AMBON, The Wasesa News – Kepala Kantor Wilayah (Kakanwil) Kementerian Hukum dan HAM Maluku, Ricky Dwi Biantoro, memberikan pernyataan tegas terkait perkembangan kasus yang menyeret mantan Kepala Rumah Tahanan Negara (Karutan) Kelas IIA Ambon. Dalam keterangannya yang disampaikan pasca pelaksanaan Ikrar Pemasyarakatan Bersih pada Jumat (08/05/2026), Ricky menegaskan bahwa hingga saat ini proses pemeriksaan terhadap mantan pejabat tersebut masih berlangsung secara intensif di Kantor Pusat Direktorat Jenderal Pemasyarakatan di Jakarta. Penegasan ini merupakan sinyal kuat bagi seluruh jajaran pemasyarakatan di wilayah Maluku bahwa tidak ada tempat bagi siapa pun—termasuk pimpinan unit pelaksana teknis—yang mencoba bermain mata dengan jaringan narkoba atau melakukan pelanggaran integritas lainnya.


Langkah tegas ini diambil sebagai bagian dari upaya besar pembersihan internal di lingkungan lapas dan rutan yang selama ini kerap menjadi sorotan publik. Ricky menjelaskan bahwa proses pemeriksaan administratif maupun substantif terhadap mantan Karutan Ambon dilakukan dengan mengikuti tahapan yang diatur dalam regulasi kepegawaian negara. Meskipun memakan waktu, ia menjamin bahwa hasil pemeriksaan akan ditetapkan secara objektif berdasarkan fakta-fakta yang ditemukan oleh tim pemeriksa pusat. Hal ini menunjukkan bahwa institusi Kemenkumham tidak akan menutup-nutupi kesalahan anggotanya, demi menjaga kepercayaan masyarakat terhadap sistem pemasyarakatan yang bersih dari praktik ilegal seperti peredaran narkoba, pungutan liar, maupun penipuan.

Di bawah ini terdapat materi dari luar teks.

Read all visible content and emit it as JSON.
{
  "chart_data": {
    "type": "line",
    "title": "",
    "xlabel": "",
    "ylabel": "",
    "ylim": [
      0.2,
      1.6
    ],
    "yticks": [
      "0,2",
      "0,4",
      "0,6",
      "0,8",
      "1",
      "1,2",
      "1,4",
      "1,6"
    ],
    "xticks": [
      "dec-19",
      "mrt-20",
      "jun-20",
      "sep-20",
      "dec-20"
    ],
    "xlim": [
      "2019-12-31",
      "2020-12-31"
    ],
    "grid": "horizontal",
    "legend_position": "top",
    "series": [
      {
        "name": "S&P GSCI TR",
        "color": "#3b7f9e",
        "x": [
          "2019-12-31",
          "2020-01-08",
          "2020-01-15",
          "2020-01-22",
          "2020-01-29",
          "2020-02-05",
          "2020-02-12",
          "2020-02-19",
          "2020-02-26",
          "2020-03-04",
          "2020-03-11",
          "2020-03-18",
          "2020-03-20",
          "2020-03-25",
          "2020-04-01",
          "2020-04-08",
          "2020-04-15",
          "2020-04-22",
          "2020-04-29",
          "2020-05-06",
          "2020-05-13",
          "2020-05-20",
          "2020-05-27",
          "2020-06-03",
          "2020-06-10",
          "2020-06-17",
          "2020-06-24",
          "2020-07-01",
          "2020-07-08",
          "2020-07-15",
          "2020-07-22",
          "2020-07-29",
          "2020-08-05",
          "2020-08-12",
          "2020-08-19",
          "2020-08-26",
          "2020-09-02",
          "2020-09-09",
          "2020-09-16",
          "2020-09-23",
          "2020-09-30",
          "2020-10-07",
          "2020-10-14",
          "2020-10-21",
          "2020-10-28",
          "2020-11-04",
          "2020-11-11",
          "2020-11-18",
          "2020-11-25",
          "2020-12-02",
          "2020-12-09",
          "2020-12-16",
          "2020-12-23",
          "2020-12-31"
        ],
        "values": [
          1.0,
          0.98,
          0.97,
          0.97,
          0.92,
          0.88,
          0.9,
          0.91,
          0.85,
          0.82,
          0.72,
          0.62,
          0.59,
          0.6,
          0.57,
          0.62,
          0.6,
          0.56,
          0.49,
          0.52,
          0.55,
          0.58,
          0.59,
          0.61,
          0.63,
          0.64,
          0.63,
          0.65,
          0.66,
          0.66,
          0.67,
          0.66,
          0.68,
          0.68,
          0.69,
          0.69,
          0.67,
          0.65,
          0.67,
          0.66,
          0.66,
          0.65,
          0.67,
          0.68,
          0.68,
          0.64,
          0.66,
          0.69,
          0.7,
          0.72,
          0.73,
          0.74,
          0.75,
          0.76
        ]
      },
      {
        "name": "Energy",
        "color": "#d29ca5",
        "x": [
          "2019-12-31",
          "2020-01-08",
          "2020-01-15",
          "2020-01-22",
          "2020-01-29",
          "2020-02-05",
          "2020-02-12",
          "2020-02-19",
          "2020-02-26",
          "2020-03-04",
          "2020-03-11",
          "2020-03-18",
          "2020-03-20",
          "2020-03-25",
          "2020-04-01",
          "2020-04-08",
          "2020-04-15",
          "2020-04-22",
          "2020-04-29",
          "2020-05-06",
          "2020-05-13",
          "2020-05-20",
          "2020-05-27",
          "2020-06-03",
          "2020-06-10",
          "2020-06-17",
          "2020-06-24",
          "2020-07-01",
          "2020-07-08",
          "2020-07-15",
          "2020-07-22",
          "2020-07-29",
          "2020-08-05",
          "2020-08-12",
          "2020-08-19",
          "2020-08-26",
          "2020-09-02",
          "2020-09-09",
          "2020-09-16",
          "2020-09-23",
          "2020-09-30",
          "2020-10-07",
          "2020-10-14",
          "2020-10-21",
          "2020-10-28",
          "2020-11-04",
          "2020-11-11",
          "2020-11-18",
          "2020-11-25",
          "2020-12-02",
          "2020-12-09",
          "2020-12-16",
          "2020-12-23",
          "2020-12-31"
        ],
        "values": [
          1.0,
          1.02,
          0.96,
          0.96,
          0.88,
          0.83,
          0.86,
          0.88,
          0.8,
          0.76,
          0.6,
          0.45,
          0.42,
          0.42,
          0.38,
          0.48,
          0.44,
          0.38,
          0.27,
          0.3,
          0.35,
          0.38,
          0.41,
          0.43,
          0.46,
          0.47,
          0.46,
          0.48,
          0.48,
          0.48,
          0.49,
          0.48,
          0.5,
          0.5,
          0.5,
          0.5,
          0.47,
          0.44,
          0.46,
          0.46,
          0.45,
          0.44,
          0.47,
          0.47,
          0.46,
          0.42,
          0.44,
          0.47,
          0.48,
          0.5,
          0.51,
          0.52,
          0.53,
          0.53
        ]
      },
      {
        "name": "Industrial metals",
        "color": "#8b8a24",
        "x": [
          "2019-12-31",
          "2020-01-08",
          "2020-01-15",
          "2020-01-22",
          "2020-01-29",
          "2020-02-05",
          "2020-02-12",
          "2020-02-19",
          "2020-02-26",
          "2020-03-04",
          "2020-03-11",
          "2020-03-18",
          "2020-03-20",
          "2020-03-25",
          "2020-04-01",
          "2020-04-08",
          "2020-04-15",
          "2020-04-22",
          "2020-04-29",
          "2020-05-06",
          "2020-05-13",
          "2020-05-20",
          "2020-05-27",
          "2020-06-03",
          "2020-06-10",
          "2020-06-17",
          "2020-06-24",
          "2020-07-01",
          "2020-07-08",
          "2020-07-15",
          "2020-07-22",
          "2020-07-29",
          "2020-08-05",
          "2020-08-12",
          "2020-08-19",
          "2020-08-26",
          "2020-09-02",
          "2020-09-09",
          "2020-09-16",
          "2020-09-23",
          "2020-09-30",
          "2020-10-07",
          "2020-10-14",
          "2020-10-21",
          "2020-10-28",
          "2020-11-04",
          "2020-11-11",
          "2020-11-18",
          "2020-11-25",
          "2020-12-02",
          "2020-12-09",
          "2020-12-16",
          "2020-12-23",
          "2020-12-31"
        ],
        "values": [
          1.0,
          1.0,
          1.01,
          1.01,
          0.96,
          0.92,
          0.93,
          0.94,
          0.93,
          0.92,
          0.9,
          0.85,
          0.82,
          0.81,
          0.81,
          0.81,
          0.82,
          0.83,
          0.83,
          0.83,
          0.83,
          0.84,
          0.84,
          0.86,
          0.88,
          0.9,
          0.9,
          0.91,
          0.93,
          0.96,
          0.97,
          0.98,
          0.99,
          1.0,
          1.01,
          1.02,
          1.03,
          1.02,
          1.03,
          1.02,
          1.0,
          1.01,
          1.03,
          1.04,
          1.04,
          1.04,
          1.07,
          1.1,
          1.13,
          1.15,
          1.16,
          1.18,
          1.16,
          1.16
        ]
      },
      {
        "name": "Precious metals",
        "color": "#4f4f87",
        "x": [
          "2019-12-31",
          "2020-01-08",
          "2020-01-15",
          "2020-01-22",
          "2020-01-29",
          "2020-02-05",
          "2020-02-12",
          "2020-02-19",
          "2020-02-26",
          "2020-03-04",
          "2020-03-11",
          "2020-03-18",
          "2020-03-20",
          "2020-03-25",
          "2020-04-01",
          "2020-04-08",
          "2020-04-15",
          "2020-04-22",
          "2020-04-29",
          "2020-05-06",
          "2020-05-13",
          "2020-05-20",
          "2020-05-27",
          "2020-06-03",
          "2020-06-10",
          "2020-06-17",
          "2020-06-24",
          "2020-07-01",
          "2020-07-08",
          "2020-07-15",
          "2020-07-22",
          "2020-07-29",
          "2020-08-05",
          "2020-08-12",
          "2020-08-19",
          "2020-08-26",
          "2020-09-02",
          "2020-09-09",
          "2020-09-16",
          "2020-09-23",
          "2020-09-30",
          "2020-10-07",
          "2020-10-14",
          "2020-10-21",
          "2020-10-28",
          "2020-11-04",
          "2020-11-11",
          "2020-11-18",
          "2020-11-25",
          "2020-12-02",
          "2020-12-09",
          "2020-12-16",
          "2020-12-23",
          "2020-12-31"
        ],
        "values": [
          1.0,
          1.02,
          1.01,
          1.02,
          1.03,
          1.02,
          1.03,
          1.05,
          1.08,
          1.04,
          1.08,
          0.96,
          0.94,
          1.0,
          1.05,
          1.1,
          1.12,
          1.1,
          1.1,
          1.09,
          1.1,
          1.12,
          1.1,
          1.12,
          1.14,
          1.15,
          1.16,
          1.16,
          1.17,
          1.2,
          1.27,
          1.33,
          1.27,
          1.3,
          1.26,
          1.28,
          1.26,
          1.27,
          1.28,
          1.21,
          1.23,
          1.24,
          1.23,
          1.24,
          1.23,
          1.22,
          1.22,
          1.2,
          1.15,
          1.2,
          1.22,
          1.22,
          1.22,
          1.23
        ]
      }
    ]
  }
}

Kakanwil Maluku kembali menekankan bahwa Direktorat Jenderal Pemasyarakatan menganut prinsip zero tolerance atau nol toleransi bagi petugas yang terbukti mengkhianati korps dengan terlibat dalam bisnis gelap narkotika. Sanksi yang membayangi para pelanggar tidak lagi sekadar sanksi administratif ringan, melainkan mengarah langsung pada pemecatan secara tidak hormat. Menurut Ricky, narkoba adalah musuh utama yang merusak tatanan pembinaan di dalam lembaga pemasyarakatan, sehingga setiap petugas yang menjadi bagian dari masalah tersebut harus segera didepak dari instansi. Ketegasan ini sudah dibuktikan dengan banyaknya petugas yang telah diberhentikan dalam beberapa waktu terakhir akibat pelanggaran berat yang serupa di seluruh Indonesia.
Bagi mereka yang melakukan pelanggaran disiplin namun masih dalam kategori pembinaan ulang, Direktorat Jenderal Pemasyarakatan telah menyiapkan skema “pendidikan keras” di Pulau Nusakambangan. Ricky mengungkapkan bahwa sejumlah petugas yang melakukan pelanggaran telah dikirim ke pulau penjara tersebut untuk menjalani program pembinaan ulang dan kedisiplinan tingkat tinggi dengan konsep back to basic. Mereka dididik kembali dari awal agar memiliki karakter yang kuat dan mental yang bersih sebelum nantinya dipertimbangkan untuk ditempatkan kembali di unit kerja masing-masing. Hal ini dilakukan guna memastikan setiap petugas yang kembali bertugas benar-benar memiliki integritas yang sudah teruji dan tidak lagi berani melakukan penyimpangan.
Selain pemeriksaan terhadap mantan Karutan Ambon, Kantor Wilayah Ditjen Pemasyarakatan Maluku saat ini juga tengah mendalami keterlibatan sejumlah petugas lain yang diduga turut serta dalam pusaran kasus tersebut. Tim pemeriksa internal kanwil sedang bekerja maraton untuk mengumpulkan bukti-bukti pendukung agar proses penegakan hukum dapat dilakukan secara menyeluruh tanpa tebang pilih. Ricky menutup pernyataannya dengan menegaskan bahwa komitmen bersih-bersih ini akan terus digelorakan hingga lapas dan rutan di Maluku benar-benar menjadi tempat pembinaan yang bermartabat dan bebas dari segala bentuk praktik kriminalitas terorganisir.